Поезд отошел и люди на платформе сдвинулись к этому месту перед стеной: человек вцепившийся в бронзовые цифры на ней (1960, год сдачи этой станции в эксплуатацию), поначалу показался им живым — глаза открыты, волосы надо лбом, редкие и седоватые, шевелит сквозным дыханием тоннеля, — они сперва кричали ему, чтобы он не двигался, за дежурным по станции уже послали и сейчас его снимут.
Что ж, за общим желанием помочь большинству действительно трудно было заметить, что этот человек на стене и без того слишком уж неподвижен.
Когда его снимали — а для этого удалось пропустить, благодаря распорядительности дежурного по станции, всего лишь несколько поездов, чтобы затем без посторонней помощи, только дежурный да надзиратель, очистив предварительно вагон, буквально отодрать оцепеневшее тело, — так вот: когда они снимали его, то дивились толпе, не усомнившейся, а вообще, жив ли он?..

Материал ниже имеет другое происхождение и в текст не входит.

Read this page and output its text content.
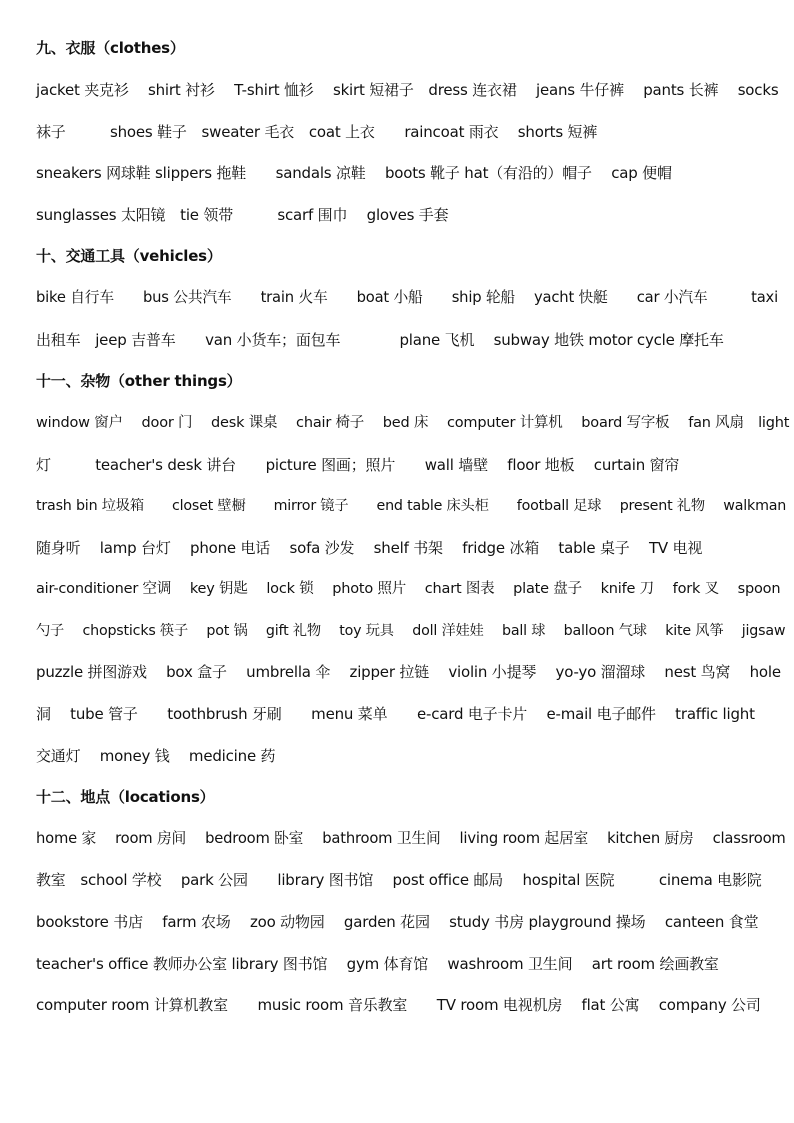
九、衣服（clothes）
jacket 夹克衫　 shirt 衬衫　 T-shirt 恤衫　 skirt 短裙子　dress 连衣裙　 jeans 牛仔裤　 pants 长裤　 socks
袜子　　　shoes 鞋子　sweater 毛衣　coat 上衣　　raincoat 雨衣　 shorts 短裤
sneakers 网球鞋 slippers 拖鞋　　sandals 凉鞋　 boots 靴子 hat（有沿的）帽子　 cap 便帽
sunglasses 太阳镜　tie 领带　　　scarf 围巾　 gloves 手套
十、交通工具（vehicles）
bike 自行车　　bus 公共汽车　　train 火车　　boat 小船　　ship 轮船　 yacht 快艇　　car 小汽车　　　taxi
出租车　jeep 吉普车　　van 小货车；面包车　　　　plane 飞机　 subway 地铁 motor cycle 摩托车
十一、杂物（other things）
window 窗户　 door 门　 desk 课桌　 chair 椅子　 bed 床　 computer 计算机　 board 写字板　 fan 风扇　light
灯　　　teacher's desk 讲台　　picture 图画；照片　　wall 墙壁　 floor 地板　 curtain 窗帘
trash bin 垃圾箱　　closet 壁橱　　mirror 镜子　　end table 床头柜　　football 足球　 present 礼物　 walkman
随身听　 lamp 台灯　 phone 电话　 sofa 沙发　 shelf 书架　 fridge 冰箱　 table 桌子　 TV 电视
air-conditioner 空调　 key 钥匙　 lock 锁　 photo 照片　 chart 图表　 plate 盘子　 knife 刀　 fork 叉　 spoon
勺子　 chopsticks 筷子　 pot 锅　 gift 礼物　 toy 玩具　 doll 洋娃娃　 ball 球　 balloon 气球　 kite 风筝　 jigsaw
puzzle 拼图游戏　 box 盒子　 umbrella 伞　 zipper 拉链　 violin 小提琴　 yo-yo 溜溜球　 nest 鸟窝　 hole
洞　 tube 管子　　toothbrush 牙刷　　menu 菜单　　e-card 电子卡片　 e-mail 电子邮件　 traffic light
交通灯　 money 钱　 medicine 药
十二、地点（locations）
home 家　 room 房间　 bedroom 卧室　 bathroom 卫生间　 living room 起居室　 kitchen 厨房　 classroom
教室　school 学校　 park 公园　　library 图书馆　 post office 邮局　 hospital 医院　　　cinema 电影院
bookstore 书店　 farm 农场　 zoo 动物园　 garden 花园　 study 书房 playground 操场　 canteen 食堂
teacher's office 教师办公室 library 图书馆　 gym 体育馆　 washroom 卫生间　 art room 绘画教室
computer room 计算机教室　　music room 音乐教室　　TV room 电视机房　 flat 公寓　 company 公司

Некоторые, впрочем, были испуганы по-настоящему. Они видели, в каком отчаянии повернута в сторону ушедшего поезда его голова, как раздвинуты глаза: один глаз как бы пытается удержать поезд, уже входящий в тоннель, другой изо всех сил помогает ему, упираясь о платформу. Не страх, а напряжение, страшнейшее усилие, раздвоившее и раздвинувшее так эти глаза, ужасали.
Было совершенно ясно: в момент, когда они разошлись, каждый в своем усилии, до предела, и наступила смерть.